At least it would have been nice if someone warned me about these things right after I graduated…
When I graduated from college, I had moderate student loan debt and no credit card debt. I felt like a budget ninja for not having a balance on my card, but I had no idea the power of compound interest and retirement seemed light years away. I knew how to save, but not for big long-term goals. In college, everything is in this moment.
But now that my friends and I have reached a certain age, we realize that we could have benefited from some advice. Here’s what we wish we had been told in our twenties.
Register immediately for your company’s 401(K)
As soon as you get a mature job with a 401(k) or similar retirement vehicle, set up automated payments from your paycheck and contribute enough to get company matching funds if your workplace supports it. propose. You won’t miss what you can’t see. Trust me, saving will never be as easy as it is today without kids, mortgages, child care, braces and everything else. To aim save 10% of your gross income. Think of it as To pay oneself first.
Open a Roth IRA
If your job doesn’t offer a retirement plan, don’t skip savings. Open a Roth IRA to start compound interest while you’re young. You can contribute up to $6,000 of your modified after-tax adjusted gross income (MAGI) per year. Even if you haven’t settled into a full-time job yet, you can save in a Roth from a part-time job. Just make sure the amount is not more than what you won.

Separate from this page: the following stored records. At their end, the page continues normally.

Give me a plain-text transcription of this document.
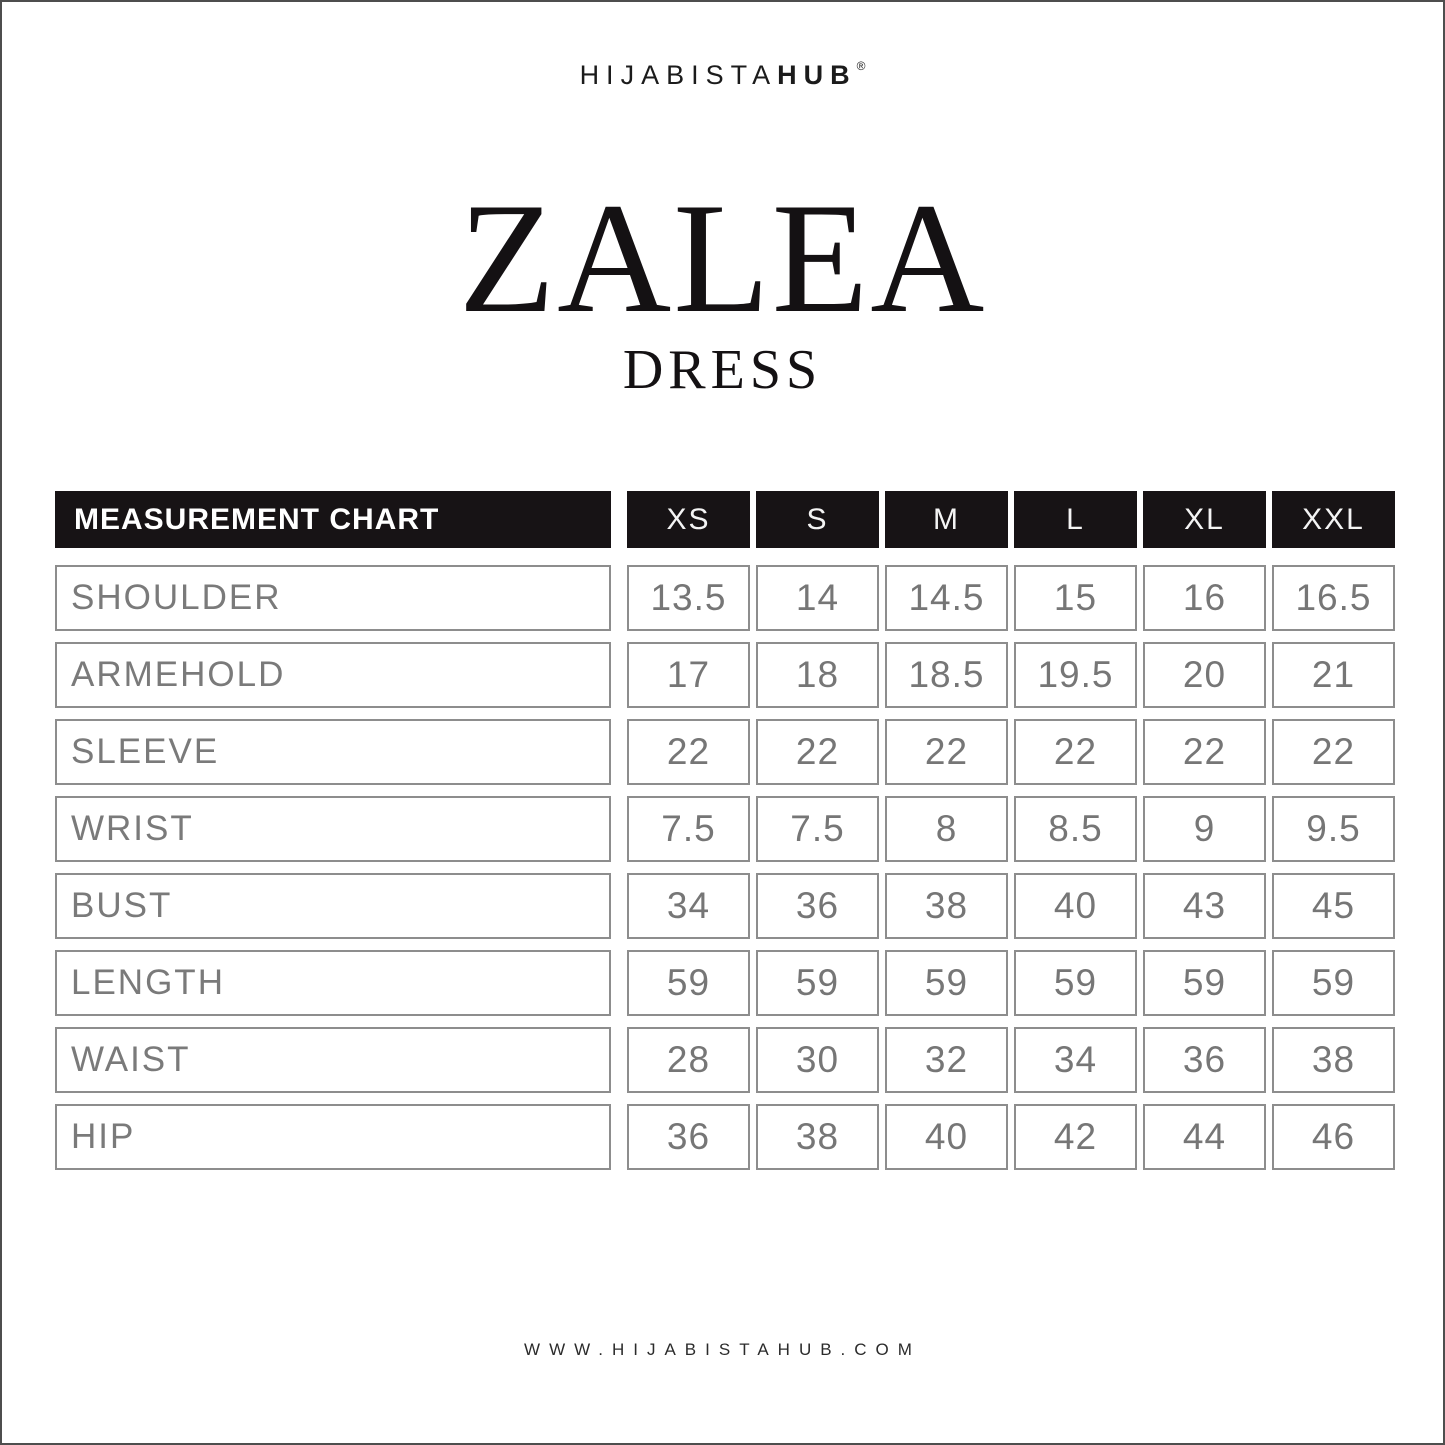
HIJABISTAHUB®
ZALEA
DRESS
MEASUREMENT CHART	XS	S	M	L	XL	XXL
SHOULDER	13.5	14	14.5	15	16	16.5
ARMEHOLD	17	18	18.5	19.5	20	21
SLEEVE	22	22	22	22	22	22
WRIST	7.5	7.5	8	8.5	9	9.5
BUST	34	36	38	40	43	45
LENGTH	59	59	59	59	59	59
WAIST	28	30	32	34	36	38
HIP	36	38	40	42	44	46
WWW.HIJABISTAHUB.COM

Here’s what I wish I had known. Let’s say you’re 23 and open a Roth IRA with $500 and a goal of contributing $3,000 a year until age 65. At a growth rate of 7%, your $126,000 in contributions would grow to $748,902. Save $5,000 a year and that’s $1,242,455. Wild, right? This is the power of compound interest. Even if you have to stop saving, the anticipated contributions will continue to increase. Play with it calculator.
Learn to budget
Many of us don’t really know where our money is going. But the random expenses add up quickly. If you create a plan, you can determine where you instead make it go, like long-term savings goals or student loans, and save a little more for fun. Don’t think of budgeting as a chain and chain, think of it as support. Use an app like mint to help or create a simple spreadsheet.
Create an emergency fund
Women need emergency cash, especially if you’re single or don’t have a family to rely on. The standard recommendation is 3-6 months of essential expenses, but most people don’t save even close to that, and do you really need it? At HerMoney, the recommendation is 6 weeks of expenses or, alternatively, $2,000. I like this goal. If necessary, start small, you could even reduce your pension contribution to 7% and divert 3% until you have saved it.
Pay off your credit card in full every month
It’s a big problem. I understood this one from the start, but a lot of friends had to learn the hard way. It’s best not to pay 20% interest charges or your card’s “annual percentage rate” on the monthly bill. I mean, it’s like paying a 20% tip on those cool boots. It’s not worth the shot. And you don’t need to carry a balance on your card to boost your credit score (a lot of people think so).
Discover the benefits of a good credit score
On the other hand, credit cards can be a great tool for building a high credit score, helping you get lower insurance rates, qualify to rent an apartment without a co-signer, buy your own cell phone plan, and more. I didn’t understand for years that a good credit rating could cut costs and open doors for me. Think of credit cards as a tool, not free money. Use it to pay a regular expense like a utility bill.
Watch the lifestyle creep
It’s so easy to let go of frugal living habits once we feel good on a full-time salary. But I can tell you from personal experience that living within your means pays dividends. I know the rent is ridiculous now, but that makes these little habits even more important. Things like grocery shopping instead of DoorDash takeout, the library instead of Audible, biking or taking public transit, buying second-hand, step-by-step upgrading, living with roommates. Use your local don’t buy anything Facebook group or borrow from a neighbor. All these small gestures are useful, and in addition, they are better for the environment.
Balancing debt repayment with savings goals
So, I would like to understand the difference between interest rates when I was younger. I paid off my low-interest student loans, because, you know, all debt is bad. But I neglected to save in a high interest account as a result. You can do both! Once you’ve automated retirement savings with that 7% return, figure out if there’s extra money for your student loans (interest rate generally vary from 3 to 5%). In other words, let your savings grow while paying off your debts. Of course, if you’re carrying 23% interest on credit card debt, pay it off before investing extra money in student loans.
Don’t skip health insurance!
If you’re still on your parents’ insurance plan, you’re set until age 26, but what if their plan isn’t adequate? If your job doesn’t offer health insurance or you’re between jobs, it’s very tempting to ignore it. Don’t. Check if you are eligible for a grant from your state market or even qualify for expanded Medicaid. Young people have accidents and random health problems arise. You will want to be able to access good health care. Believe me, your parents want you to have it too.